# Long Reach Brakes - Tektro R539 vs R737



## cleon (Jul 19, 2011)

Anyone know what the difference is between these two in terms of intended use/overall performance?? and maybe even can compare them to the Shimano R650s??

http://www.tektro.com/_english/01_pr...e&sort=2&fid=9

http://www.tektro.com/_english/01_pr...e&sort=2&fid=9


----------



## SilverStar (Jan 21, 2008)

The R539s have a slightly shorter reach (57mm vs. 59mm on the R737s), and the R539 has some improved leverage ratio, according to the Tektro website.

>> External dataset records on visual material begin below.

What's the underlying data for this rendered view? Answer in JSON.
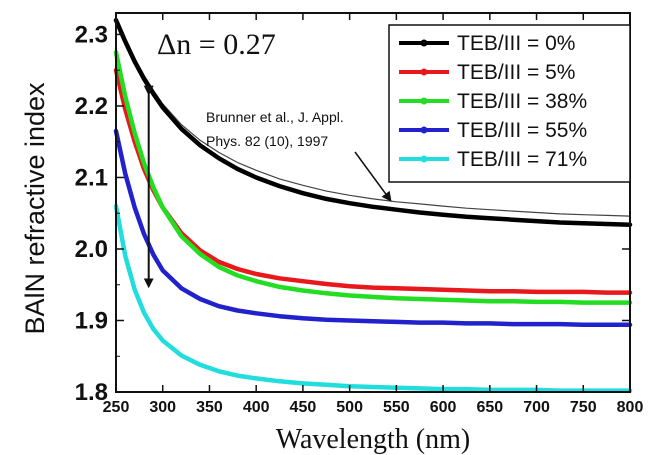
{
  "chart_data": {
    "type": "line",
    "title": "",
    "xlabel": "Wavelength (nm)",
    "ylabel": "BAlN refractive index",
    "xlim": [
      250,
      800
    ],
    "ylim": [
      1.8,
      2.33
    ],
    "xticks": [
      "250",
      "300",
      "350",
      "400",
      "450",
      "500",
      "550",
      "600",
      "650",
      "700",
      "750",
      "800"
    ],
    "yticks": [
      "1.8",
      "1.9",
      "2.0",
      "2.1",
      "2.2",
      "2.3"
    ],
    "x": [
      250,
      260,
      270,
      280,
      290,
      300,
      320,
      340,
      360,
      380,
      400,
      425,
      450,
      475,
      500,
      525,
      550,
      575,
      600,
      625,
      650,
      675,
      700,
      725,
      750,
      775,
      800
    ],
    "legend": {
      "placement": "top-right"
    },
    "series": [
      {
        "name": "TEB/III = 0%",
        "color": "#000000",
        "values": [
          2.32,
          2.29,
          2.262,
          2.238,
          2.217,
          2.198,
          2.168,
          2.145,
          2.127,
          2.112,
          2.1,
          2.088,
          2.078,
          2.07,
          2.064,
          2.059,
          2.055,
          2.051,
          2.048,
          2.045,
          2.043,
          2.041,
          2.039,
          2.037,
          2.036,
          2.035,
          2.034
        ]
      },
      {
        "name": "TEB/III = 5%",
        "color": "#e8191c",
        "values": [
          2.25,
          2.195,
          2.15,
          2.112,
          2.082,
          2.058,
          2.022,
          1.998,
          1.982,
          1.972,
          1.965,
          1.959,
          1.955,
          1.951,
          1.948,
          1.946,
          1.945,
          1.944,
          1.943,
          1.942,
          1.941,
          1.941,
          1.94,
          1.94,
          1.94,
          1.939,
          1.939
        ]
      },
      {
        "name": "TEB/III = 38%",
        "color": "#22dd22",
        "values": [
          2.275,
          2.213,
          2.162,
          2.12,
          2.086,
          2.058,
          2.018,
          1.993,
          1.975,
          1.963,
          1.955,
          1.947,
          1.942,
          1.938,
          1.935,
          1.933,
          1.931,
          1.93,
          1.929,
          1.928,
          1.927,
          1.927,
          1.926,
          1.926,
          1.925,
          1.925,
          1.925
        ]
      },
      {
        "name": "TEB/III = 55%",
        "color": "#2222cc",
        "values": [
          2.165,
          2.105,
          2.058,
          2.021,
          1.992,
          1.97,
          1.945,
          1.93,
          1.92,
          1.914,
          1.91,
          1.906,
          1.903,
          1.901,
          1.9,
          1.899,
          1.898,
          1.897,
          1.897,
          1.896,
          1.896,
          1.895,
          1.895,
          1.895,
          1.894,
          1.894,
          1.894
        ]
      },
      {
        "name": "TEB/III = 71%",
        "color": "#22dddd",
        "values": [
          2.06,
          1.99,
          1.943,
          1.911,
          1.888,
          1.872,
          1.851,
          1.838,
          1.829,
          1.823,
          1.819,
          1.815,
          1.812,
          1.81,
          1.808,
          1.807,
          1.806,
          1.805,
          1.804,
          1.804,
          1.803,
          1.803,
          1.803,
          1.802,
          1.802,
          1.802,
          1.802
        ]
      }
    ],
    "reference_curve": {
      "color": "#444444",
      "values": [
        2.323,
        2.294,
        2.267,
        2.243,
        2.222,
        2.203,
        2.174,
        2.152,
        2.135,
        2.121,
        2.11,
        2.098,
        2.089,
        2.081,
        2.075,
        2.07,
        2.066,
        2.063,
        2.06,
        2.057,
        2.055,
        2.053,
        2.051,
        2.049,
        2.048,
        2.047,
        2.046
      ]
    },
    "annotations": {
      "delta_label": "Δn = 0.27",
      "delta_arrow": {
        "x": 285,
        "y_top": 2.22,
        "y_bottom": 1.945
      },
      "reference_line1": "Brunner et al., J. Appl.",
      "reference_line2": "Phys. 82 (10), 1997",
      "reference_arrow_target": {
        "x": 550,
        "y": 2.064
      }
    }
  }
}
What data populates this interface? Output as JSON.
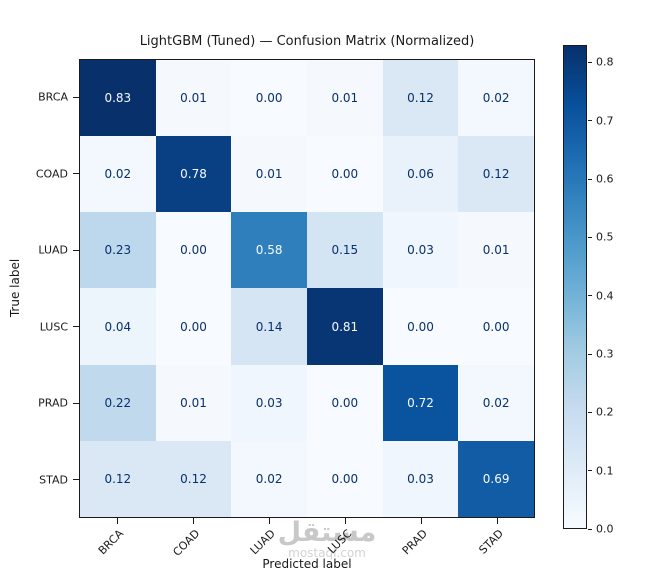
{
  "chart_data": {
    "type": "heatmap",
    "title": "LightGBM (Tuned) — Confusion Matrix (Normalized)",
    "xlabel": "Predicted label",
    "ylabel": "True label",
    "categories": [
      "BRCA",
      "COAD",
      "LUAD",
      "LUSC",
      "PRAD",
      "STAD"
    ],
    "matrix": [
      [
        0.83,
        0.01,
        0.0,
        0.01,
        0.12,
        0.02
      ],
      [
        0.02,
        0.78,
        0.01,
        0.0,
        0.06,
        0.12
      ],
      [
        0.23,
        0.0,
        0.58,
        0.15,
        0.03,
        0.01
      ],
      [
        0.04,
        0.0,
        0.14,
        0.81,
        0.0,
        0.0
      ],
      [
        0.22,
        0.01,
        0.03,
        0.0,
        0.72,
        0.02
      ],
      [
        0.12,
        0.12,
        0.02,
        0.0,
        0.03,
        0.69
      ]
    ],
    "value_decimals": 2,
    "colormap": "Blues",
    "vmin": 0.0,
    "vmax": 0.83,
    "colorbar_ticks": [
      "0.0",
      "0.1",
      "0.2",
      "0.3",
      "0.4",
      "0.5",
      "0.6",
      "0.7",
      "0.8"
    ],
    "legend_position": "right-colorbar",
    "grid": false,
    "colors": {
      "cmap_low": "#f7fbff",
      "cmap_high": "#08306b",
      "cell_text_dark": "#08306b",
      "cell_text_light": "#f7fbff"
    }
  },
  "watermark": {
    "brand": "مستقل",
    "domain": "mostaql.com"
  }
}
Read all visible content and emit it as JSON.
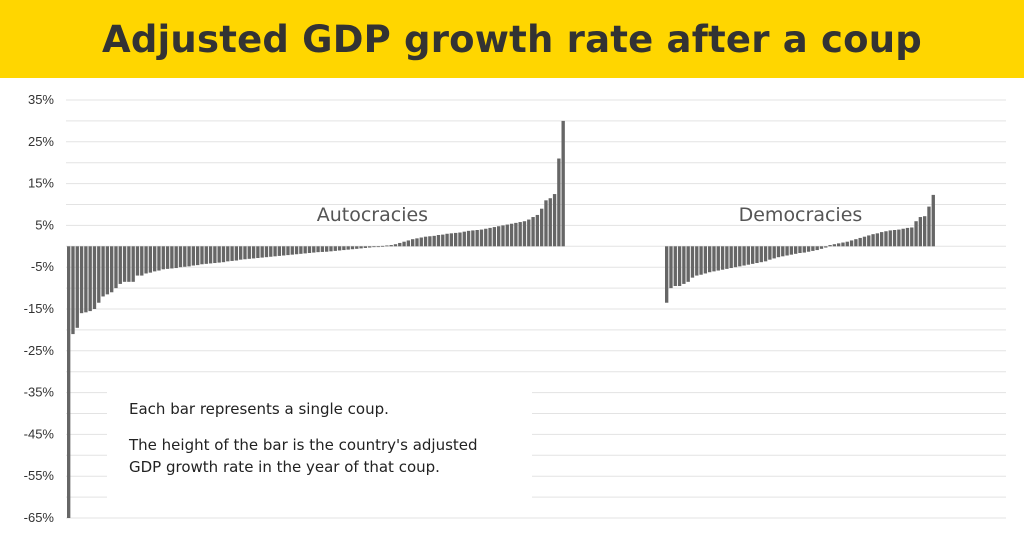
{
  "header": {
    "title": "Adjusted GDP growth rate after a coup"
  },
  "note": {
    "line1": "Each bar represents a single coup.",
    "line2": "The height of the bar is the country's adjusted GDP growth rate in the year of that coup."
  },
  "colors": {
    "banner": "#FFD600",
    "bar": "#666666",
    "grid": "#e3e3e3",
    "title": "#333333"
  },
  "chart_data": {
    "type": "bar",
    "title": "Adjusted GDP growth rate after a coup",
    "xlabel": "",
    "ylabel": "",
    "ylim": [
      -65,
      35
    ],
    "yticks": [
      "35%",
      "25%",
      "15%",
      "5%",
      "-5%",
      "-15%",
      "-25%",
      "-35%",
      "-45%",
      "-55%",
      "-65%"
    ],
    "grid": true,
    "series": [
      {
        "name": "Autocracies",
        "values": [
          -65,
          -21,
          -19.5,
          -16,
          -15.8,
          -15.5,
          -15,
          -13.5,
          -12,
          -11.5,
          -11,
          -10,
          -9,
          -8.5,
          -8.5,
          -8.5,
          -7,
          -7,
          -6.5,
          -6.3,
          -6,
          -5.8,
          -5.5,
          -5.4,
          -5.3,
          -5.2,
          -5,
          -4.9,
          -4.8,
          -4.6,
          -4.5,
          -4.3,
          -4.2,
          -4.1,
          -4,
          -3.9,
          -3.8,
          -3.6,
          -3.5,
          -3.4,
          -3.2,
          -3.1,
          -3,
          -2.9,
          -2.8,
          -2.7,
          -2.6,
          -2.5,
          -2.4,
          -2.3,
          -2.2,
          -2.1,
          -2,
          -1.9,
          -1.8,
          -1.7,
          -1.6,
          -1.5,
          -1.4,
          -1.35,
          -1.3,
          -1.2,
          -1.1,
          -1,
          -0.9,
          -0.8,
          -0.7,
          -0.6,
          -0.5,
          -0.4,
          -0.3,
          -0.2,
          -0.1,
          0.1,
          0.2,
          0.3,
          0.5,
          0.8,
          1.1,
          1.4,
          1.7,
          1.9,
          2.1,
          2.3,
          2.4,
          2.5,
          2.7,
          2.8,
          3.0,
          3.1,
          3.2,
          3.3,
          3.5,
          3.7,
          3.8,
          3.9,
          4.0,
          4.2,
          4.4,
          4.6,
          4.8,
          5.0,
          5.2,
          5.4,
          5.6,
          5.8,
          6.0,
          6.4,
          7.0,
          7.5,
          9,
          11,
          11.5,
          12.5,
          21,
          30
        ]
      },
      {
        "name": "Democracies",
        "values": [
          -13.5,
          -10,
          -9.5,
          -9.5,
          -9,
          -8.5,
          -7.5,
          -7,
          -6.8,
          -6.5,
          -6.2,
          -6,
          -5.8,
          -5.6,
          -5.4,
          -5.2,
          -5,
          -4.8,
          -4.6,
          -4.4,
          -4.2,
          -4,
          -3.8,
          -3.6,
          -3.2,
          -2.9,
          -2.6,
          -2.4,
          -2.2,
          -2.0,
          -1.8,
          -1.6,
          -1.5,
          -1.3,
          -1.1,
          -0.9,
          -0.6,
          -0.3,
          0.3,
          0.5,
          0.7,
          0.9,
          1.1,
          1.4,
          1.7,
          2.0,
          2.3,
          2.6,
          2.9,
          3.1,
          3.4,
          3.6,
          3.8,
          3.9,
          4.0,
          4.2,
          4.4,
          4.5,
          6.0,
          7.0,
          7.2,
          9.5,
          12.3
        ]
      }
    ]
  }
}
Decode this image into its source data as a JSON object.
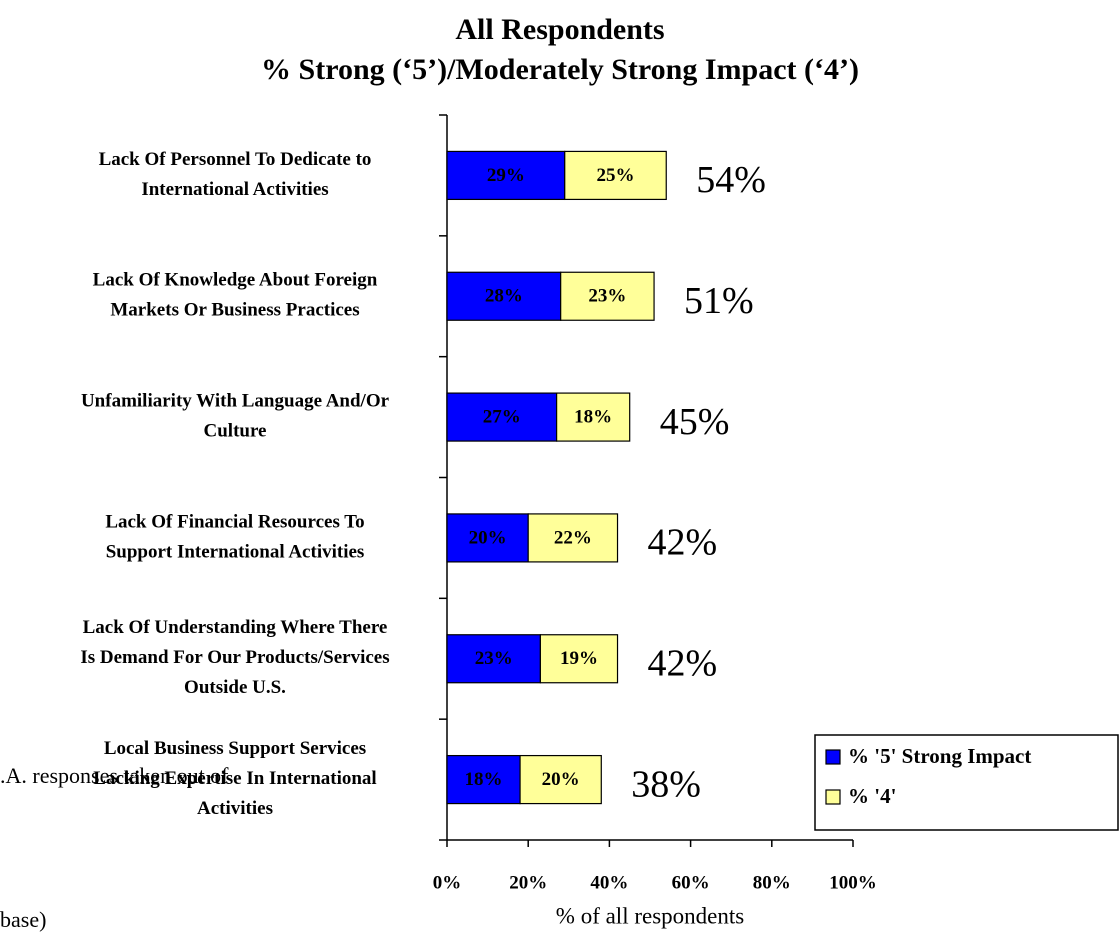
{
  "chart_data": {
    "type": "stacked_barh",
    "title": "All  Respondents",
    "subtitle": "% Strong (‘5’)/Moderately Strong Impact (‘4’)",
    "x_label": "% of all respondents",
    "categories": [
      [
        "Lack Of Personnel To Dedicate to",
        "International Activities"
      ],
      [
        "Lack Of Knowledge About Foreign",
        "Markets Or Business Practices"
      ],
      [
        "Unfamiliarity With Language And/Or",
        "Culture"
      ],
      [
        "Lack Of Financial Resources To",
        "Support International Activities"
      ],
      [
        "Lack Of Understanding Where There",
        "Is Demand For Our Products/Services",
        "Outside U.S."
      ],
      [
        "Local Business Support Services",
        "Lacking Expertise In International",
        "Activities"
      ]
    ],
    "series": [
      {
        "name": "% '5' Strong Impact",
        "color": "#0000ff",
        "values": [
          29,
          28,
          27,
          20,
          23,
          18
        ],
        "value_labels": [
          "29%",
          "28%",
          "27%",
          "20%",
          "23%",
          "18%"
        ]
      },
      {
        "name": "% '4'",
        "color": "#ffff99",
        "values": [
          25,
          23,
          18,
          22,
          19,
          20
        ],
        "value_labels": [
          "25%",
          "23%",
          "18%",
          "22%",
          "19%",
          "20%"
        ]
      }
    ],
    "totals": {
      "values": [
        54,
        51,
        45,
        42,
        42,
        38
      ],
      "value_labels": [
        "54%",
        "51%",
        "45%",
        "42%",
        "42%",
        "38%"
      ],
      "color": "#ff0000"
    },
    "xlim": [
      0,
      100
    ],
    "xticks": [
      {
        "value": 0,
        "label": "0%"
      },
      {
        "value": 20,
        "label": "20%"
      },
      {
        "value": 40,
        "label": "40%"
      },
      {
        "value": 60,
        "label": "60%"
      },
      {
        "value": 80,
        "label": "80%"
      },
      {
        "value": 100,
        "label": "100%"
      }
    ],
    "note": [
      ".A. responses taken out of",
      "base)"
    ],
    "legend": "lower right"
  }
}
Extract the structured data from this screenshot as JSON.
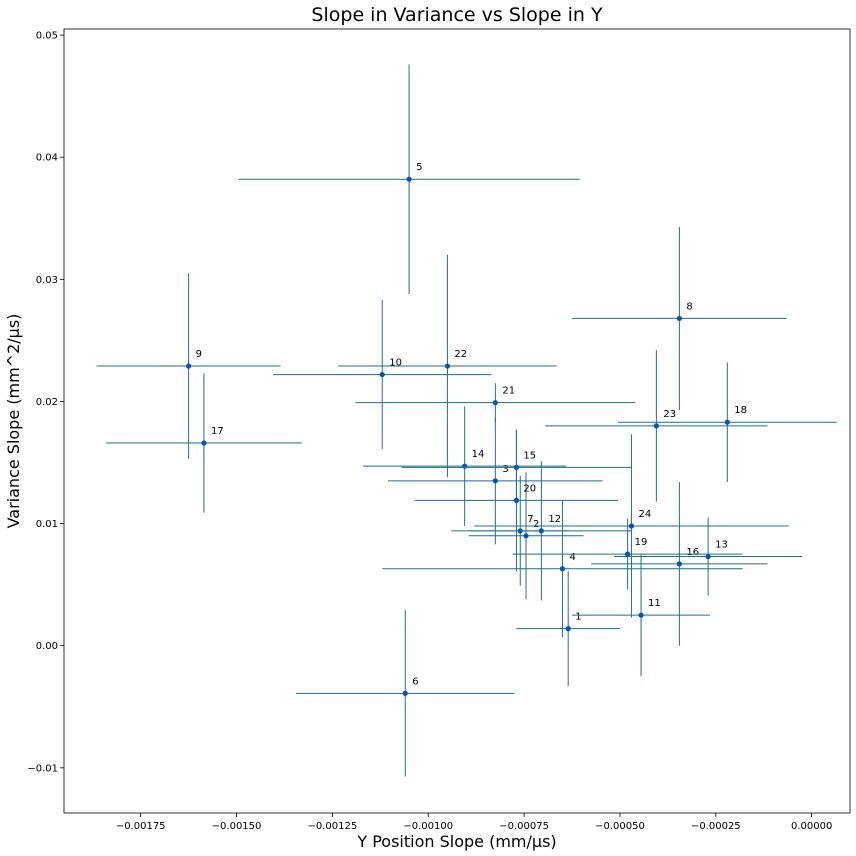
{
  "chart_data": {
    "type": "scatter",
    "title": "Slope in Variance vs Slope in Y",
    "xlabel": "Y Position Slope (mm/µs)",
    "ylabel": "Variance Slope (mm^2/µs)",
    "xlim": [
      -0.00195,
      0.0001
    ],
    "ylim": [
      -0.0137,
      0.0505
    ],
    "x_ticks": [
      -0.00175,
      -0.0015,
      -0.00125,
      -0.001,
      -0.00075,
      -0.0005,
      -0.00025,
      0.0
    ],
    "x_tick_labels": [
      "−0.00175",
      "−0.00150",
      "−0.00125",
      "−0.00100",
      "−0.00075",
      "−0.00050",
      "−0.00025",
      "0.00000"
    ],
    "y_ticks": [
      -0.01,
      0.0,
      0.01,
      0.02,
      0.03,
      0.04,
      0.05
    ],
    "y_tick_labels": [
      "−0.01",
      "0.00",
      "0.01",
      "0.02",
      "0.03",
      "0.04",
      "0.05"
    ],
    "grid": false,
    "point_color": "#0050d0",
    "errorbar_color": "#1f6f8b",
    "points": [
      {
        "label": "1",
        "x": -0.000635,
        "y": 0.0014,
        "xerr": 0.000135,
        "yerr": 0.0047
      },
      {
        "label": "2",
        "x": -0.000745,
        "y": 0.009,
        "xerr": 0.00015,
        "yerr": 0.0052
      },
      {
        "label": "3",
        "x": -0.000825,
        "y": 0.0135,
        "xerr": 0.00028,
        "yerr": 0.0052
      },
      {
        "label": "4",
        "x": -0.00065,
        "y": 0.0063,
        "xerr": 0.00047,
        "yerr": 0.0056
      },
      {
        "label": "5",
        "x": -0.00105,
        "y": 0.0382,
        "xerr": 0.000445,
        "yerr": 0.0094
      },
      {
        "label": "6",
        "x": -0.00106,
        "y": -0.0039,
        "xerr": 0.000285,
        "yerr": 0.0068
      },
      {
        "label": "7",
        "x": -0.00076,
        "y": 0.0094,
        "xerr": 0.00013,
        "yerr": 0.0045
      },
      {
        "label": "8",
        "x": -0.000345,
        "y": 0.0268,
        "xerr": 0.00028,
        "yerr": 0.0075
      },
      {
        "label": "9",
        "x": -0.001625,
        "y": 0.0229,
        "xerr": 0.00024,
        "yerr": 0.0076
      },
      {
        "label": "10",
        "x": -0.00112,
        "y": 0.0222,
        "xerr": 0.000285,
        "yerr": 0.0061
      },
      {
        "label": "11",
        "x": -0.000445,
        "y": 0.0025,
        "xerr": 0.00018,
        "yerr": 0.005
      },
      {
        "label": "12",
        "x": -0.000705,
        "y": 0.0094,
        "xerr": 0.000235,
        "yerr": 0.0057
      },
      {
        "label": "13",
        "x": -0.00027,
        "y": 0.0073,
        "xerr": 0.000245,
        "yerr": 0.0032
      },
      {
        "label": "14",
        "x": -0.000905,
        "y": 0.0147,
        "xerr": 0.000265,
        "yerr": 0.0049
      },
      {
        "label": "15",
        "x": -0.00077,
        "y": 0.0146,
        "xerr": 0.0003,
        "yerr": 0.0031
      },
      {
        "label": "16",
        "x": -0.000345,
        "y": 0.0067,
        "xerr": 0.00023,
        "yerr": 0.0067
      },
      {
        "label": "17",
        "x": -0.001585,
        "y": 0.0166,
        "xerr": 0.000255,
        "yerr": 0.0057
      },
      {
        "label": "18",
        "x": -0.00022,
        "y": 0.0183,
        "xerr": 0.000285,
        "yerr": 0.0049
      },
      {
        "label": "19",
        "x": -0.00048,
        "y": 0.0075,
        "xerr": 0.0003,
        "yerr": 0.0029
      },
      {
        "label": "20",
        "x": -0.00077,
        "y": 0.0119,
        "xerr": 0.000265,
        "yerr": 0.0058
      },
      {
        "label": "21",
        "x": -0.000825,
        "y": 0.0199,
        "xerr": 0.000365,
        "yerr": 0.0016
      },
      {
        "label": "22",
        "x": -0.00095,
        "y": 0.0229,
        "xerr": 0.000285,
        "yerr": 0.0091
      },
      {
        "label": "23",
        "x": -0.000405,
        "y": 0.018,
        "xerr": 0.00029,
        "yerr": 0.0062
      },
      {
        "label": "24",
        "x": -0.00047,
        "y": 0.0098,
        "xerr": 0.00041,
        "yerr": 0.0075
      }
    ]
  }
}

How either of those facts translate into actual on-the-road performance is anyone's guess...it's hard to go wrong with Tektro brakes provided you swap the stock pads for something better.


----------



## cleon (Jul 19, 2011)

Alligator or Kool Stop??


----------



## SilverStar (Jan 21, 2008)

I prefer Kool Stop salmons or dual-compound. There are others, but Kool Stops are the general favorite.


----------



## cleon (Jul 19, 2011)

Great. Thanks!


----------



## DaveT (Feb 12, 2004)

I've used the 539 with KoolStop salmon pads on my Milholland all-weather bike and I'm very happy with the performance of brakes in all conditions.


----------